Saygılar sayın hakimim.
Çok çok değerli hocam kıymetli üstadım...
İlk tercihim hukuk fakültesiydi çünkü genç yaşımda dahi adaletsizliğe karşı tepkili ve karşıydım. Kısmet değilmiş İşletme okudum ve başka branşlarda da eğitim aldım akabinde.
Her anlamda bilginin gücüne ve her insanın da bir okul derya olduğuna inanırım.
Bilginin gücüne hep hayran kalmışımdır ve en sevdiğim aforizma:
''Tek bildiğim hiç bir şey bilmediğim...''
Bu bağlamda her gün sizlerden çok şey yansımakta bana.
Gelişim nasıl ki bir ömür süre gelen bir süreç bu bağlamda insan zihnini ve ruhunu illa ki geliştirmeli bazı dar zihniyetler ise bilgiye burun kıvırırlar.
Yazınız çok şey barındırıyordu bu bağlamda kendi adıma teşekkür ederim.
Mesleğinin duayeni olan değerli şahsınızı ve yazınızı tebrik ederim ve eminim ki bir sonraki okumamda çok başka bir açılım eşliğinde farklı bir yorum yazacağım.
Bir de şunu öğrendim ki yüksek lisans öğrencisi iken ve bunu kendimde test ettim.
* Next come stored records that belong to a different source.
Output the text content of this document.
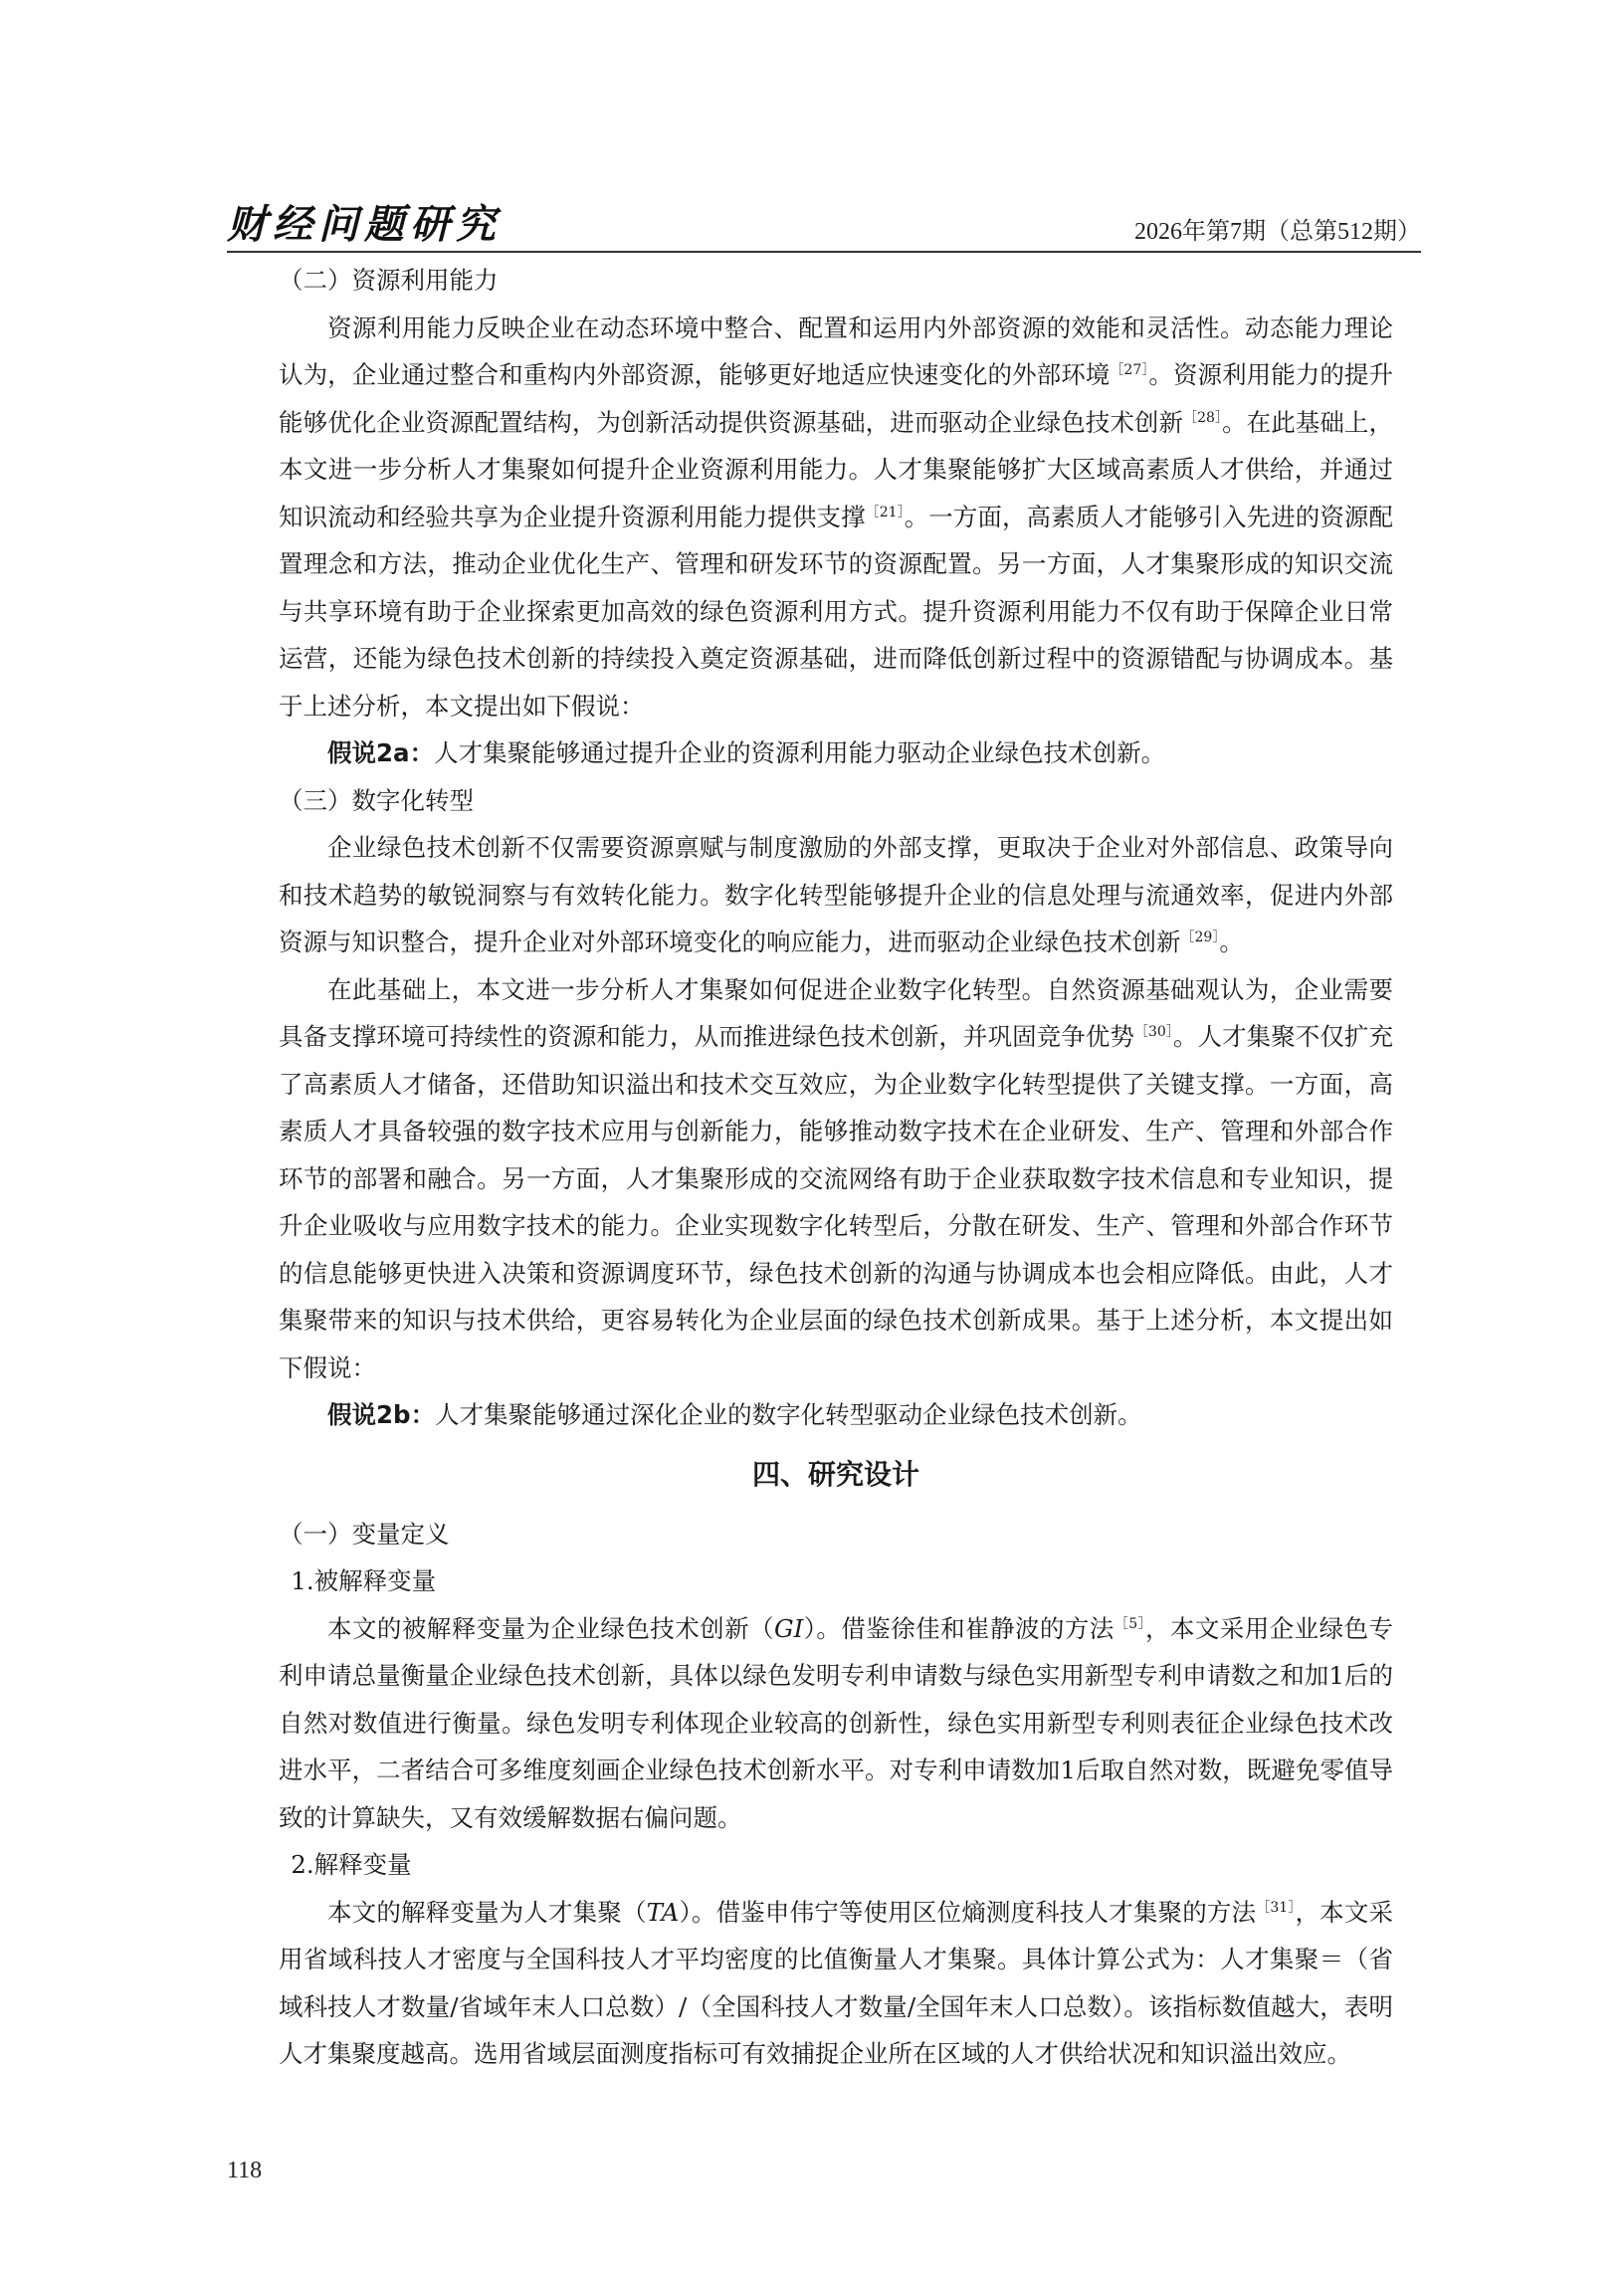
财经问题研究	2026年第7期（总第512期）
（二）资源利用能力

资源利用能力反映企业在动态环境中整合、配置和运用内外部资源的效能和灵活性。动态能力理论认为，企业通过整合和重构内外部资源，能够更好地适应快速变化的外部环境$^{[27]}$。资源利用能力的提升能够优化企业资源配置结构，为创新活动提供资源基础，进而驱动企业绿色技术创新$^{[28]}$。在此基础上，本文进一步分析人才集聚如何提升企业资源利用能力。人才集聚能够扩大区域高素质人才供给，并通过知识流动和经验共享为企业提升资源利用能力提供支撑$^{[21]}$。一方面，高素质人才能够引入先进的资源配置理念和方法，推动企业优化生产、管理和研发环节的资源配置。另一方面，人才集聚形成的知识交流与共享环境有助于企业探索更加高效的绿色资源利用方式。提升资源利用能力不仅有助于保障企业日常运营，还能为绿色技术创新的持续投入奠定资源基础，进而降低创新过程中的资源错配与协调成本。基于上述分析，本文提出如下假说：

假说2a：人才集聚能够通过提升企业的资源利用能力驱动企业绿色技术创新。

（三）数字化转型

企业绿色技术创新不仅需要资源禀赋与制度激励的外部支撑，更取决于企业对外部信息、政策导向和技术趋势的敏锐洞察与有效转化能力。数字化转型能够提升企业的信息处理与流通效率，促进内外部资源与知识整合，提升企业对外部环境变化的响应能力，进而驱动企业绿色技术创新$^{[29]}$。

在此基础上，本文进一步分析人才集聚如何促进企业数字化转型。自然资源基础观认为，企业需要具备支撑环境可持续性的资源和能力，从而推进绿色技术创新，并巩固竞争优势$^{[30]}$。人才集聚不仅扩充了高素质人才储备，还借助知识溢出和技术交互效应，为企业数字化转型提供了关键支撑。一方面，高素质人才具备较强的数字技术应用与创新能力，能够推动数字技术在企业研发、生产、管理和外部合作环节的部署和融合。另一方面，人才集聚形成的交流网络有助于企业获取数字技术信息和专业知识，提升企业吸收与应用数字技术的能力。企业实现数字化转型后，分散在研发、生产、管理和外部合作环节的信息能够更快进入决策和资源调度环节，绿色技术创新的沟通与协调成本也会相应降低。由此，人才集聚带来的知识与技术供给，更容易转化为企业层面的绿色技术创新成果。基于上述分析，本文提出如下假说：

假说2b：人才集聚能够通过深化企业的数字化转型驱动企业绿色技术创新。

四、研究设计
（一）变量定义
1.被解释变量

本文的被解释变量为企业绿色技术创新（GI）。借鉴徐佳和崔静波的方法$^{[5]}$，本文采用企业绿色专利申请总量衡量企业绿色技术创新，具体以绿色发明专利申请数与绿色实用新型专利申请数之和加1后的自然对数值进行衡量。绿色发明专利体现企业较高的创新性，绿色实用新型专利则表征企业绿色技术改进水平，二者结合可多维度刻画企业绿色技术创新水平。对专利申请数加1后取自然对数，既避免零值导致的计算缺失，又有效缓解数据右偏问题。

2.解释变量

本文的解释变量为人才集聚（TA）。借鉴申伟宁等使用区位熵测度科技人才集聚的方法$^{[31]}$，本文采用省域科技人才密度与全国科技人才平均密度的比值衡量人才集聚。具体计算公式为：人才集聚＝（省域科技人才数量/省域年末人口总数）/（全国科技人才数量/全国年末人口总数）。该指标数值越大，表明人才集聚度越高。选用省域层面测度指标可有效捕捉企业所在区域的人才供给状况和知识溢出效应。

118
Beynimizin kullanılmayan atıl kapisetesi o gri hücreler nadasa kalmış ve irademle beyin gücümü maksime seviyeye ulaştırdım. Bunu bir övünç olarak değil bir deney sonucu edindiğim tecrübe ile söylüyorum.
Biz insanlar öyle bir kapasite ile yaratılmışız ki ama ne yazık ki beyin gücünü kullanmayan zihniyetler nefsine tapar hale geliyor bir o kadar bilgi ve kariyer ve donanımlı insanlar da eskisi kadar itibar görmüyor.
Diğer yandan hiçlik makamında yaşayan dervişler gibi biliyorum da ne kadar aciz olduğumu ve olduğumuzu da.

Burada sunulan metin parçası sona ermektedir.